Small tree usually to <5 m, exceptionally to 10 m. Crown spreading, irregular. Bark scaly on largest stems, greenish on young wood. Branchlets spreading to assurgent, with leaves clustered on shaded shoots, more evenly spaced on young shoots. Terminal buds ovoid, abruptly narrowing at the apex to a slender point, or somewhat truncate, 2–4 × 3–4 mm, with free triangular scales. Leaves on juvenile plants linear-lanceolate, straight, to 9 × 1–1.3 cm, apex acute to rounded. Leaves on adult plants oblong to linear, (2–)3–5(–7) × 0.5–0.8(–1) cm, spreading or assurgent, very densely set, base short-petiolate and twisted, apex obtuse to rounded, margins somewhat revolute, midrib acutely raised on upper surface, obtsusely raised below forming a ridge c. 1 mm wide; undersides with irregular narrow bands on stomata. Pollen cones solitary, sessile, short-cylindrical, 8–30(–35) × 6–8 mm at maturity. Seed cones borne near the end of foliage branchlets, pedunculate; receptacle 10–14 mm, subtended by 2 bracts 1–1.5 mm long, reddish-purple ripening dark pruinose-purple.
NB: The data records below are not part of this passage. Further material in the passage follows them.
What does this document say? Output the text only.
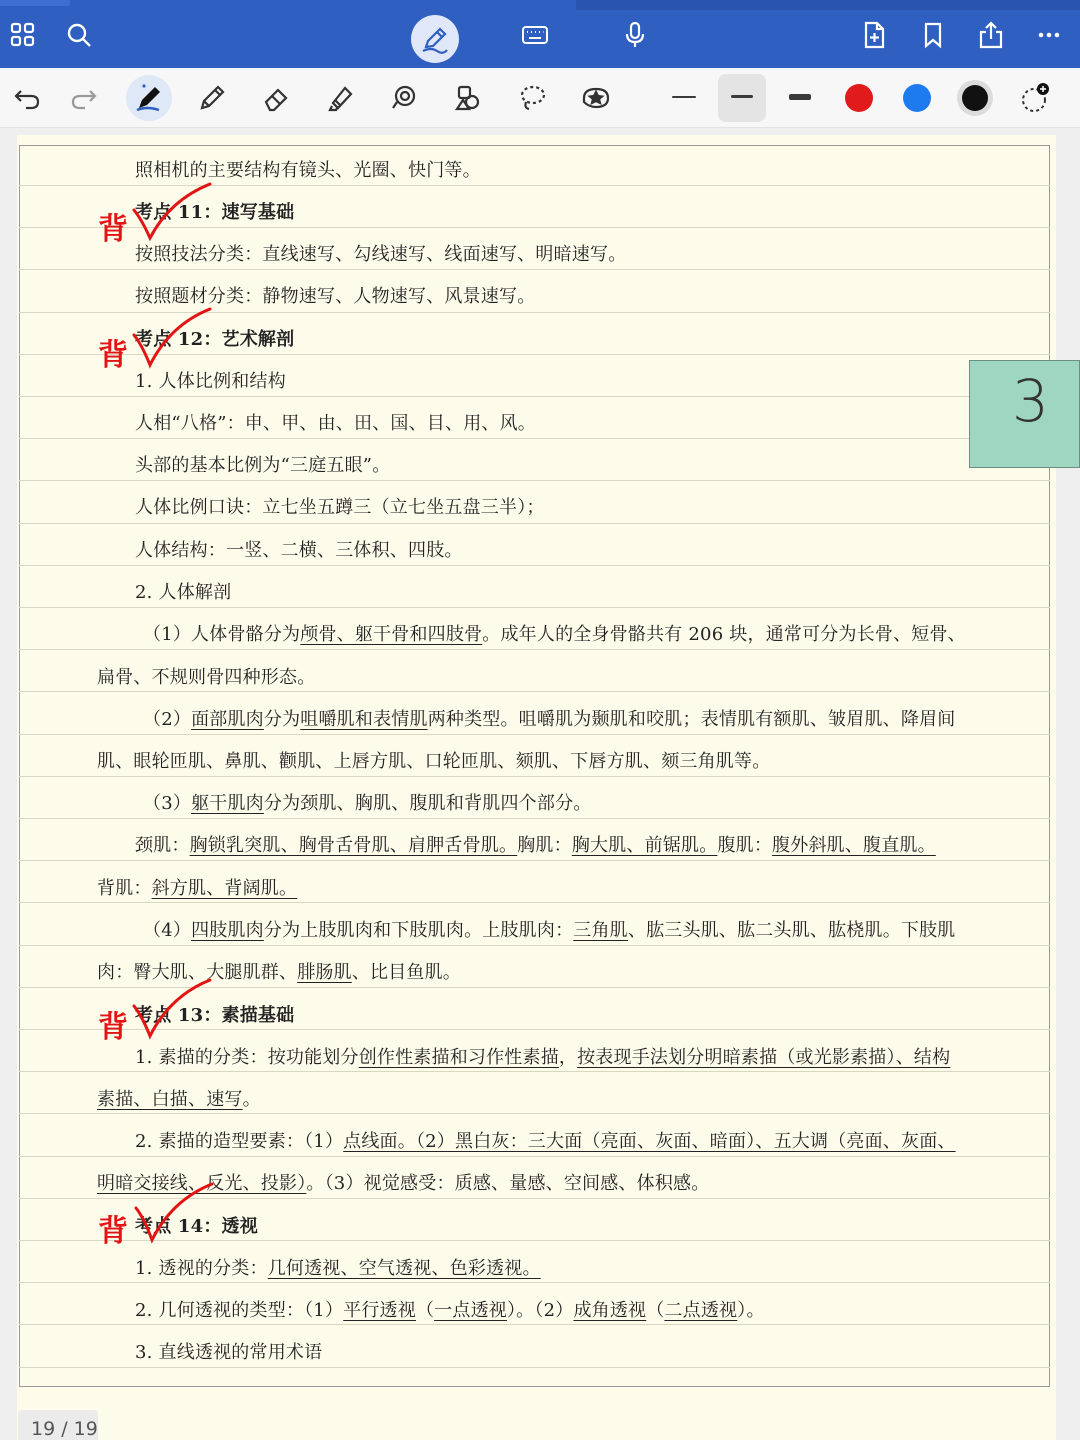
照相机的主要结构有镜头、光圈、快门等。
考点 11：速写基础
按照技法分类：直线速写、勾线速写、线面速写、明暗速写。
按照题材分类：静物速写、人物速写、风景速写。
考点 12：艺术解剖
1. 人体比例和结构
人相“八格”：申、甲、由、田、国、目、用、风。
头部的基本比例为“三庭五眼”。
人体比例口诀：立七坐五蹲三（立七坐五盘三半）；
人体结构：一竖、二横、三体积、四肢。
2. 人体解剖
（1）人体骨骼分为颅骨、躯干骨和四肢骨。成年人的全身骨骼共有 206 块，通常可分为长骨、短骨、
扁骨、不规则骨四种形态。
（2）面部肌肉分为咀嚼肌和表情肌两种类型。咀嚼肌为颞肌和咬肌；表情肌有额肌、皱眉肌、降眉间
肌、眼轮匝肌、鼻肌、颧肌、上唇方肌、口轮匝肌、颏肌、下唇方肌、颏三角肌等。
（3）躯干肌肉分为颈肌、胸肌、腹肌和背肌四个部分。
颈肌：胸锁乳突肌、胸骨舌骨肌、肩胛舌骨肌。胸肌：胸大肌、前锯肌。腹肌：腹外斜肌、腹直肌。
背肌：斜方肌、背阔肌。
（4）四肢肌肉分为上肢肌肉和下肢肌肉。上肢肌肉：三角肌、肱三头肌、肱二头肌、肱桡肌。下肢肌
肉：臀大肌、大腿肌群、腓肠肌、比目鱼肌。
考点 13：素描基础
1. 素描的分类：按功能划分创作性素描和习作性素描，按表现手法划分明暗素描（或光影素描）、结构
素描、白描、速写。
2. 素描的造型要素：（1）点线面。（2）黑白灰：三大面（亮面、灰面、暗面）、五大调（亮面、灰面、
明暗交接线、反光、投影）。（3）视觉感受：质感、量感、空间感、体积感。
考点 14：透视
1. 透视的分类：几何透视、空气透视、色彩透视。
2. 几何透视的类型：（1）平行透视（一点透视）。（2）成角透视（二点透视）。
3. 直线透视的常用术语
背
背
背
背
3
19 / 19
Seeds ovoid, covered in a greenish or pruinose epimatium, dark blue at maturity, 8–10 × 6–7 mm. (Farjon 2017; Fu, Li & Mill 1999).
Distribution Philippines Bucas Islands to the Batan Islands, possibly NE Luzon Taiwan Lanyu Island (off SE coast)
Habitat Lowland forests and coastal scrub, often on karst limestone including sea stacks; 0–300 m asl.
USDA Hardiness Zone 8b-9a
RHS Hardiness Rating H3
Conservation status Endangered (EN)
From its natural distribution it might seem improbable that Podocarpus costalis could grow even on the most forgiving fringes of our study area of the northern temperate zone, but grow it does, to c. 1 m at Tregrehan (Cornwall, UK) after 15 years (pers. obs. 2022). These plants are traceable to one of several sporadic distributions of Index Seminum seed by the Taiwan Forestry Research Institute, distributions which have seen the species become established in collections in the more conducive climate of Australia. Plants were raised from the most recent Taiwan distribution in 2008, under IS item number 50, by several collections in our area, including Logan Botanic Garden in SW Scotland, but young plants in propagation there could not be located during a research visit in late 2022 (pers. obs). It is represented at the Montgomery Botanical Center in Florida by plants of uncertain provenance (Royal Botanic Garden Edinburgh 2023).
This is a rare plant in the wild, limited to only a few localities and very specific habitat. Its decline is largely due to the removal of plants from the wild for gardens, mainly in the Philippines and in Taiwan, where it is valued as an ornamental (Carter & Farjon 2019).
According to Farjon (2017) several authors have assigned plants from Taiwan to this species, but it does not occur there. Plants from Taiwan labelled P. polystachyus probably belong to P. costalis (Fu, Li & Mill 1999). This is probably the case for any plants grown in our area under P. polystachyus, except perhaps a few under glass in major collections.